By Christopher Wells
Pope Francis focused his attention on the concept of the “common good” in his catechesis at Wednesday’s General Audience.
Seeking the common good together
Continuing his reflections on “Healing the World,” Pope Francis said we can emerge from the coronavirus crisis better than before “if we all seek the common good together.” At the same time, he lamented that we are beginning to see “partisan interests emerging,” with some people seeking to take advantage of the crisis for selfish purposes.
“The Christian response to the pandemic and to the consequent socio-economic crisis is based on love,” the Pope said, and especially the love of God for us. We in turn are called to love everyone – not only our friends and family, but even our enemies. This is difficult, the Pope acknowledged, but it is an “art that can be learned and improved.”
Building a civilization of love
Love, he continued, not only helps us to build personal relationships, but also allows “social, cultural, and economic relationships to flourish, allowing us to construct a ‘civilization of love’,” Pope Francis said, using an expression beloved of the sainted Popes Paul VI and John Paul II.
Love without borders
The current crisis, said Pope Francis, is helping us to see that the good of each person individually is tied up with the common good of society as a whole, and vice versa. And he insisted, “A virus that does not recognise barriers, borders, or cultural or political distinctions must be faced with a love without barriers, borders or distinctions.”
If, on the other hand, solutions to the crisis are tinged with selfishness or egoism, the Pope said, “we may perhaps emerge from the coronavirus crisis, but certainly not from the human and social crisis that the virus has brought to light and accentuated.” Instead, everyone – and Christians in particular – have a duty to work to promote the common good.

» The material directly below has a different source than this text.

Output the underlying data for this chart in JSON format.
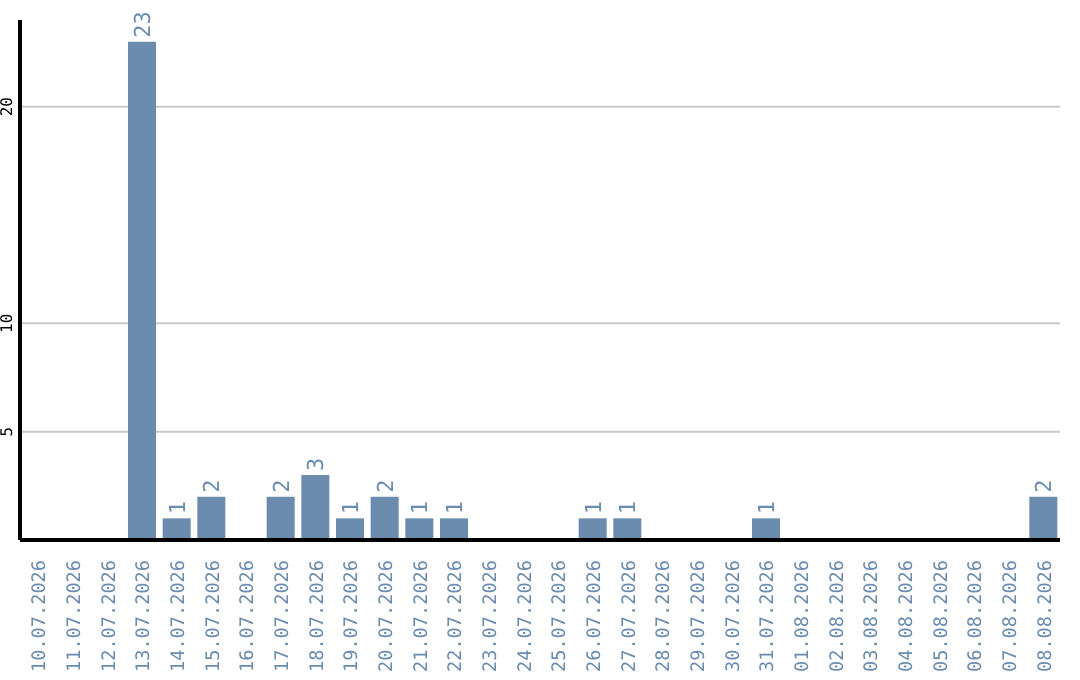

Politics rooted in ethics and nourished by love
Pope Francis admitted that politics often has a bad reputation, and perhaps not without reason. A “good politics is possible,” though, he insisted, when it “puts the human person and the common good at the centre of its duty.” This calls for everyone, but especially those with social and political commitments and duties, to root their actions “in ethical principles,” and nourish them “with social and political love.”
Pope Francis said, “Christians, in a particular way the laity, are called to give good example of this and can do it thanks to the virtue of charity, cultivating its intrinsic social dimension.”
Called to improve social love
Now, said Pope Francis, is the “time to improve our social love, with everyone’s contribution.” The Holy Father insisted that everyone must do their part, with no one excluded. “Thus, through our gestures, even the most humble ones, something of the image of God that we bear with us will be made visible, because God is the Trinity, God is love.”
With God’s help, Pope Francis said, “we can heal the world,” if we all work together “for the common good.”